2007 Soléna, Pinot Noir, Domaine Danielle Laurent
Although winemaker Laurent Montalieu grew up on the Caribbean island of Guadeloupe, his summer vacations and high school years were spent in Bordeaux among his grandfather’s vineyards. From there, he went on to study winemaking and vineyard management at the Institute of Oenology in Bordeaux. In the meantime, his future wife, Danielle Andrus, was spending her early years in her family’s small Napa winery. She later moved to Oregon to start the family’s second winery, Archery Summit. Somewhere along the way the two met and in 2000 they bought an 80-acre estate in the Yamhill-Carlton AVA as a wedding gift to each other. They named their estate vineyard Domaine Danielle Laurent and their winery, Soléna. Laurent and Danielle planted the vineyard to Burgundian Pinot Noir clones, from which they create this, their estate blend. This is the seventh vintage from the vineyard and it shows the increasing complexity and elegance that comes with vine age. Their approach to the difficult 2007 vintage, with its late-season rains, was to carefully manage crop yields and allow the remaining grapes to ripen fully, rather than panic and pick unripe fruit too early. As a result, they were able to produce an extremely elegant, vibrant, and age-worthy estate Pinot from the vintage. It has a wonderfully earthy nose and, though soft and light in body, a velvety richness that lingers forever on the palate. It is $47 and is sold out at the winery and, now that we bought the last eight bottles, at the distributor, too. Enjoy!

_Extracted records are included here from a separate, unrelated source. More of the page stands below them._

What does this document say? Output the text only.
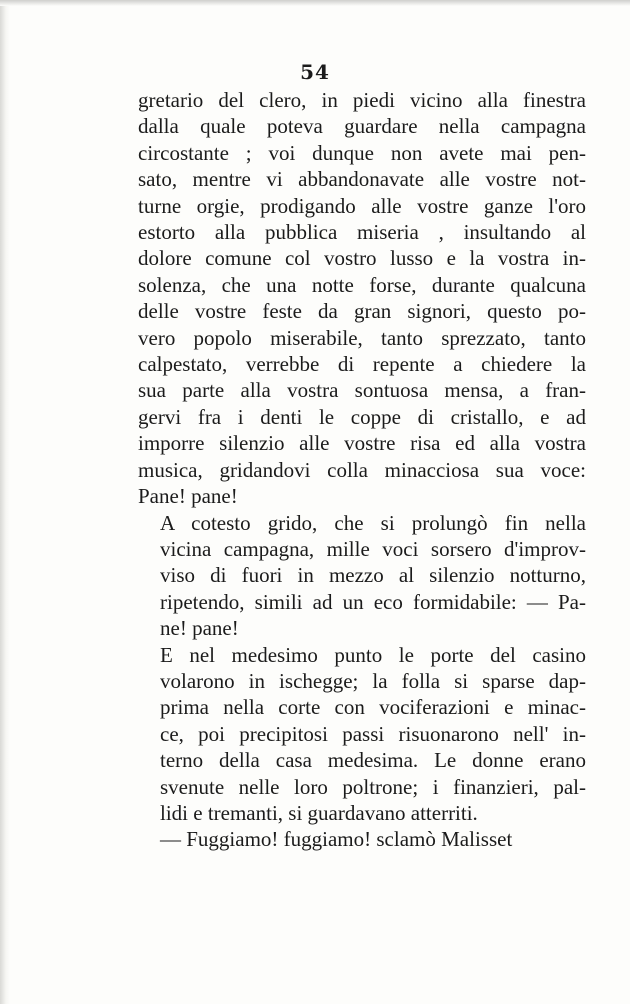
54

gretario del clero, in piedi vicino alla finestra
dalla quale poteva guardare nella campagna
circostante ; voi dunque non avete mai pen-
sato, mentre vi abbandonavate alle vostre not-
turne orgie, prodigando alle vostre ganze l'oro
estorto alla pubblica miseria , insultando al
dolore comune col vostro lusso e la vostra in-
solenza, che una notte forse, durante qualcuna
delle vostre feste da gran signori, questo po-
vero popolo miserabile, tanto sprezzato, tanto
calpestato, verrebbe di repente a chiedere la
sua parte alla vostra sontuosa mensa, a fran-
gervi fra i denti le coppe di cristallo, e ad
imporre silenzio alle vostre risa ed alla vostra
musica, gridandovi colla minacciosa sua voce:
Pane! pane!

A cotesto grido, che si prolungò fin nella
vicina campagna, mille voci sorsero d'improv-
viso di fuori in mezzo al silenzio notturno,
ripetendo, simili ad un eco formidabile: — Pa-
ne! pane!

E nel medesimo punto le porte del casino
volarono in ischegge; la folla si sparse dap-
prima nella corte con vociferazioni e minac-
ce, poi precipitosi passi risuonarono nell' in-
terno della casa medesima. Le donne erano
svenute nelle loro poltrone; i finanzieri, pal-
lidi e tremanti, si guardavano atterriti.

— Fuggiamo! fuggiamo! sclamò Malisset
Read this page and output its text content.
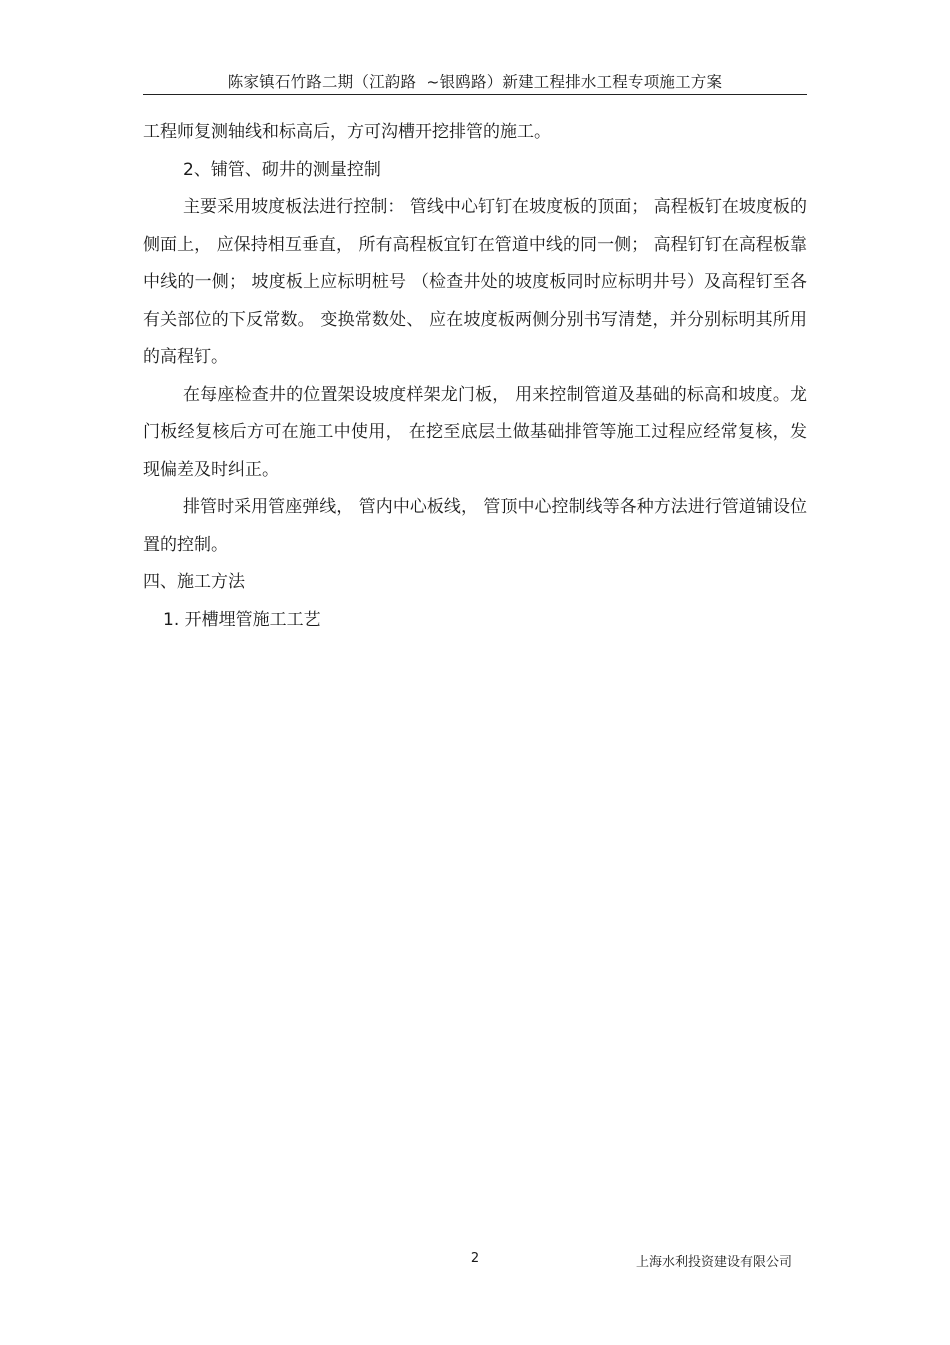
陈家镇石竹路二期（江韵路  ~银鸥路）新建工程排水工程专项施工方案

工程师复测轴线和标高后，方可沟槽开挖排管的施工。

2、铺管、砌井的测量控制

主要采用坡度板法进行控制： 管线中心钉钉在坡度板的顶面； 高程板钉在坡度板的侧面上， 应保持相互垂直， 所有高程板宜钉在管道中线的同一侧； 高程钉钉在高程板靠中线的一侧； 坡度板上应标明桩号 （检查井处的坡度板同时应标明井号）及高程钉至各有关部位的下反常数。 变换常数处、 应在坡度板两侧分别书写清楚，并分别标明其所用的高程钉。

在每座检查井的位置架设坡度样架龙门板， 用来控制管道及基础的标高和坡度。龙门板经复核后方可在施工中使用， 在挖至底层土做基础排管等施工过程应经常复核，发现偏差及时纠正。

排管时采用管座弹线， 管内中心板线， 管顶中心控制线等各种方法进行管道铺设位置的控制。

四、施工方法

1. 开槽埋管施工工艺

2	上海水利投资建设有限公司
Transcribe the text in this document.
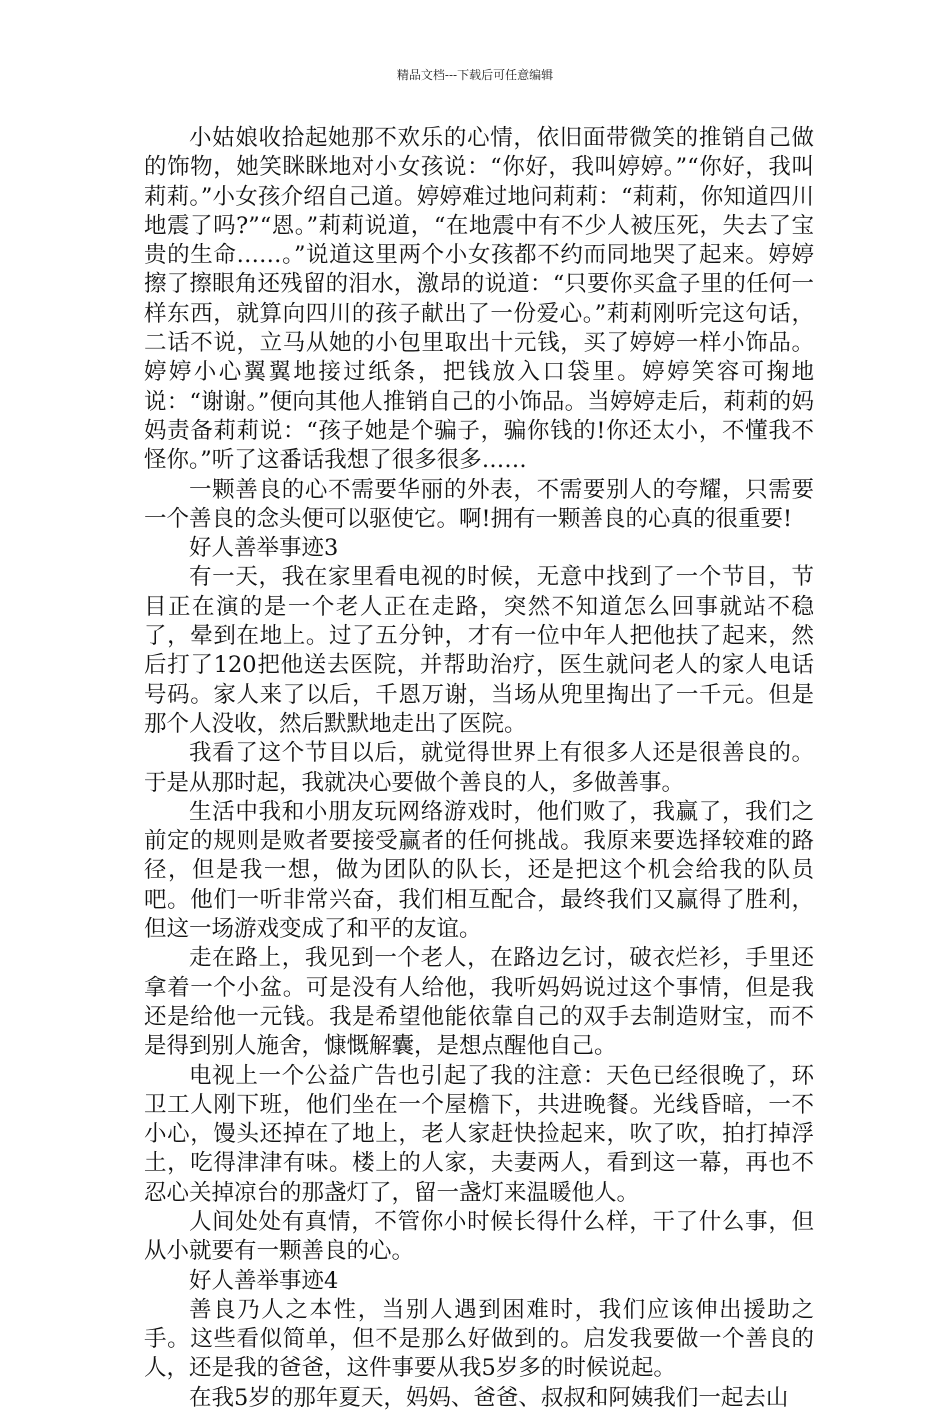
精品文档---下载后可任意编辑

小姑娘收拾起她那不欢乐的心情，依旧面带微笑的推销自己做的饰物，她笑眯眯地对小女孩说：“你好，我叫婷婷。”“你好，我叫莉莉。”小女孩介绍自己道。婷婷难过地问莉莉：“莉莉，你知道四川地震了吗?”“恩。”莉莉说道，“在地震中有不少人被压死，失去了宝贵的生命……。”说道这里两个小女孩都不约而同地哭了起来。婷婷擦了擦眼角还残留的泪水，激昂的说道：“只要你买盒子里的任何一样东西，就算向四川的孩子献出了一份爱心。”莉莉刚听完这句话，二话不说，立马从她的小包里取出十元钱，买了婷婷一样小饰品。婷婷小心翼翼地接过纸条，把钱放入口袋里。婷婷笑容可掬地说：“谢谢。”便向其他人推销自己的小饰品。当婷婷走后，莉莉的妈妈责备莉莉说：“孩子她是个骗子，骗你钱的!你还太小，不懂我不怪你。”听了这番话我想了很多很多……

一颗善良的心不需要华丽的外表，不需要别人的夸耀，只需要一个善良的念头便可以驱使它。啊!拥有一颗善良的心真的很重要!

好人善举事迹3

有一天，我在家里看电视的时候，无意中找到了一个节目，节目正在演的是一个老人正在走路，突然不知道怎么回事就站不稳了，晕到在地上。过了五分钟，才有一位中年人把他扶了起来，然后打了120把他送去医院，并帮助治疗，医生就问老人的家人电话号码。家人来了以后，千恩万谢，当场从兜里掏出了一千元。但是那个人没收，然后默默地走出了医院。

我看了这个节目以后，就觉得世界上有很多人还是很善良的。于是从那时起，我就决心要做个善良的人，多做善事。

生活中我和小朋友玩网络游戏时，他们败了，我赢了，我们之前定的规则是败者要接受赢者的任何挑战。我原来要选择较难的路径，但是我一想，做为团队的队长，还是把这个机会给我的队员吧。他们一听非常兴奋，我们相互配合，最终我们又赢得了胜利，但这一场游戏变成了和平的友谊。

走在路上，我见到一个老人，在路边乞讨，破衣烂衫，手里还拿着一个小盆。可是没有人给他，我听妈妈说过这个事情，但是我还是给他一元钱。我是希望他能依靠自己的双手去制造财宝，而不是得到别人施舍，慷慨解囊，是想点醒他自己。

电视上一个公益广告也引起了我的注意：天色已经很晚了，环卫工人刚下班，他们坐在一个屋檐下，共进晚餐。光线昏暗，一不小心，馒头还掉在了地上，老人家赶快捡起来，吹了吹，拍打掉浮土，吃得津津有味。楼上的人家，夫妻两人，看到这一幕，再也不忍心关掉凉台的那盏灯了，留一盏灯来温暖他人。

人间处处有真情，不管你小时候长得什么样，干了什么事，但从小就要有一颗善良的心。

好人善举事迹4

善良乃人之本性，当别人遇到困难时，我们应该伸出援助之手。这些看似简单，但不是那么好做到的。启发我要做一个善良的人，还是我的爸爸，这件事要从我5岁多的时候说起。

在我5岁的那年夏天，妈妈、爸爸、叔叔和阿姨我们一起去山
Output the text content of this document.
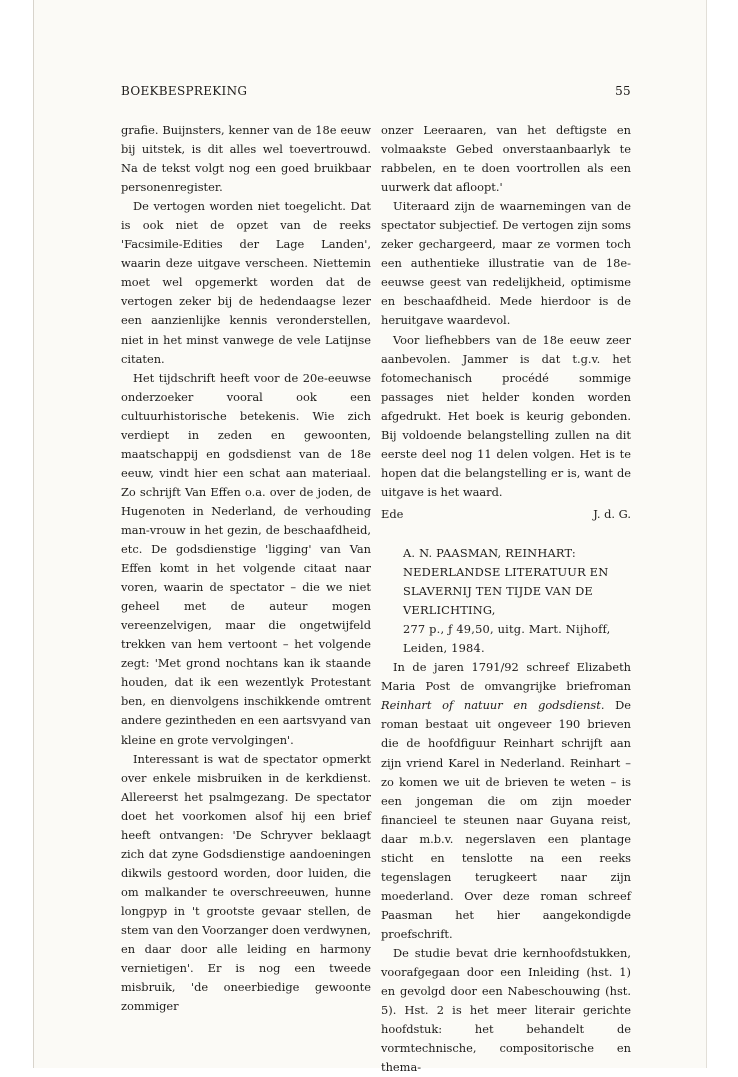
BOEKBESPREKING	55

grafie. Buijnsters, kenner van de 18e eeuw bij uitstek, is dit alles wel toevertrouwd. Na de tekst volgt nog een goed bruikbaar personenregister.

De vertogen worden niet toegelicht. Dat is ook niet de opzet van de reeks 'Facsimile-Edities der Lage Landen', waarin deze uitgave verscheen. Niettemin moet wel opgemerkt worden dat de vertogen zeker bij de hedendaagse lezer een aanzienlijke kennis veronderstellen, niet in het minst vanwege de vele Latijnse citaten.

Het tijdschrift heeft voor de 20e-eeuwse onderzoeker vooral ook een cultuurhistorische betekenis. Wie zich verdiept in zeden en gewoonten, maatschappij en godsdienst van de 18e eeuw, vindt hier een schat aan materiaal. Zo schrijft Van Effen o.a. over de joden, de Hugenoten in Nederland, de verhouding man-vrouw in het gezin, de beschaafdheid, etc. De godsdienstige 'ligging' van Van Effen komt in het volgende citaat naar voren, waarin de spectator – die we niet geheel met de auteur mogen vereenzelvigen, maar die ongetwijfeld trekken van hem vertoont – het volgende zegt: 'Met grond nochtans kan ik staande houden, dat ik een wezentlyk Protestant ben, en dienvolgens inschikkende omtrent andere gezintheden en een aartsvyand van kleine en grote vervolgingen'.

Interessant is wat de spectator opmerkt over enkele misbruiken in de kerkdienst. Allereerst het psalmgezang. De spectator doet het voorkomen alsof hij een brief heeft ontvangen: 'De Schryver beklaagt zich dat zyne Godsdienstige aandoeningen dikwils gestoord worden, door luiden, die om malkander te overschreeuwen, hunne longpyp in 't grootste gevaar stellen, de stem van den Voorzanger doen verdwynen, en daar door alle leiding en harmony vernietigen'. Er is nog een tweede misbruik, 'de oneerbiedige gewoonte zommiger

onzer Leeraaren, van het deftigste en volmaakste Gebed onverstaanbaarlyk te rabbelen, en te doen voortrollen als een uurwerk dat afloopt.'

Uiteraard zijn de waarnemingen van de spectator subjectief. De vertogen zijn soms zeker gechargeerd, maar ze vormen toch een authentieke illustratie van de 18e-eeuwse geest van redelijkheid, optimisme en beschaafdheid. Mede hierdoor is de heruitgave waardevol.

Voor liefhebbers van de 18e eeuw zeer aanbevolen. Jammer is dat t.g.v. het fotomechanisch procédé sommige passages niet helder konden worden afgedrukt. Het boek is keurig gebonden. Bij voldoende belangstelling zullen na dit eerste deel nog 11 delen volgen. Het is te hopen dat die belangstelling er is, want de uitgave is het waard.

Ede	J. d. G.

A. N. PAASMAN, REINHART: NEDERLANDSE LITERATUUR EN SLAVERNIJ TEN TIJDE VAN DE VERLICHTING,

277 p., ƒ 49,50, uitg. Mart. Nijhoff, Leiden, 1984.

In de jaren 1791/92 schreef Elizabeth Maria Post de omvangrijke briefroman Reinhart of natuur en godsdienst. De roman bestaat uit ongeveer 190 brieven die de hoofdfiguur Reinhart schrijft aan zijn vriend Karel in Nederland. Reinhart – zo komen we uit de brieven te weten – is een jongeman die om zijn moeder financieel te steunen naar Guyana reist, daar m.b.v. negerslaven een plantage sticht en tenslotte na een reeks tegenslagen terugkeert naar zijn moederland. Over deze roman schreef Paasman het hier aangekondigde proefschrift.

De studie bevat drie kernhoofdstukken, voorafgegaan door een Inleiding (hst. 1) en gevolgd door een Nabeschouwing (hst. 5). Hst. 2 is het meer literair gerichte hoofdstuk: het behandelt de vormtechnische, compositorische en thema-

2008 J. Albin, Laurel Vineyard, Pinot Noir
Winemaker John Albin is director of viticulture and winemaking at one of Oregon’s largest wineries, King Estate, whose highly-regarded wines can be found throughout the country. But after his “day job” managing King’s 450-acre estate, he returns home and makes his own wines, under his J. Albin label, producing around 500 cases a year. Early in his career, he spent a decade as brewmeister at craft breweries in Seattle, but his dream was always to have his own winery. In 1981, when the Oregon wine industry was still in its infancy, his family purchased a beautiful site in what is now the Chehalem Mountains AVA and planted it with Pinot Noir. Their Laurel Vineyard was later joined by vineyards for such wineries as Willakenzie and Beaux Freres in a site which has come to be considered one of the best for grape growing in the Northwest. Now, after three decades, these are some of the oldest vines in Oregon, and the wines produced from the fruit displays the complexity and depth that only older vines can impart. The high altitude and ashy, volcanic Laurelwood and Loess soils in the vineyard produce Pinot Noirs with earthy, cedar aromas and spicy, complex flavors. John’s 2008 Laurel Pinot is elegant and bright, with a lovely, supple texture. Perfect for fish, poultry, or pasta. It is $28 and is in decent supply.